The province of Cabinda has some of the strongest religious beliefs in Angola. Within the province, there is the old episcopal cathedral of the 16th century. Additionally, this is where the Church of the Lang Dana (21st century), the Church of the World's Queen, the Church of the Unsullied Conception, the Chapel of Choa, the Church of Mbomka, and the Church of St. Anthony can be found. The Church of St. Tiago is on the hilltop that controls the village of Randana. Gothic revival plans classified this church by colonial rule as "property of the public interest”.

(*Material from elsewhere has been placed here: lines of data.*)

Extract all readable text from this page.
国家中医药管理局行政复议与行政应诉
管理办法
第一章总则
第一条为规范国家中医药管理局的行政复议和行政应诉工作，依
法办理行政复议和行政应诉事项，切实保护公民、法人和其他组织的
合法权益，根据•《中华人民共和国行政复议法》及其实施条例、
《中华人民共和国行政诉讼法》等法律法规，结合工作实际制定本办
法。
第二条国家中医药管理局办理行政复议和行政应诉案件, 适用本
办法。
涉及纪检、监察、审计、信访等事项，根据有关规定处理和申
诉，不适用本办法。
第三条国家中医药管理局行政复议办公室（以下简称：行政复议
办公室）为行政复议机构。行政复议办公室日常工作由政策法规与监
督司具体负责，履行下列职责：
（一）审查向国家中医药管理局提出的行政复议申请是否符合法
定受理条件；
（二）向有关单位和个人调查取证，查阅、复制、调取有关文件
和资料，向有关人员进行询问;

In the northern province of Kwanza, North Kwanza is the location of the Virgin of Victory church. In several such churches and chapels, the viaduct leads to the other church, which is rock-solid and tiled. It is rich in ornaments and has a famous reputation and a good image. The latter supported by powerful buttresses and spectacular bell towers from 1938 and still stand even today. Angola's first governor was buried there in 1589. Rebuilt in the 17th century, it has been a national monument since 1923.
In South Kwanza, the Church of St. Kangba in the southern Guanza province, replaced by Serra and then later by Waco Kungo, is almost a faithful replica of the church of St. Kangba, built in Portugal 200 years ago. Despite the significant damage to the attic and the exterior walls caused by the civil war, the buildings have been properly restored. Additionally, Sambis and Porto Ambohm also still stand. [7] Next to the Rock of the Angel, Sambis and Porto Ambohm can be traced back to the eighteenth-century San Joseph Church.
Santa Rita of Cassia, the largest refugee camp in Angola, was opened in April 2013. In Mbanza, Congo is one of Zaire's largest cultural assets and is now the Cathedral of Kurbibi. Between May 6, and July 6, 1941, construction began on the Kula Bibi church. Because of its rare architectural form, the site has attracted the interest of experts at home and abroad. Angola claims it is the oldest church, which shows the historical progress of Angola in Sub-Saharan Africa. It was promoted to a cathedral in 1596, and in 1992 Pope John Poulos visited it.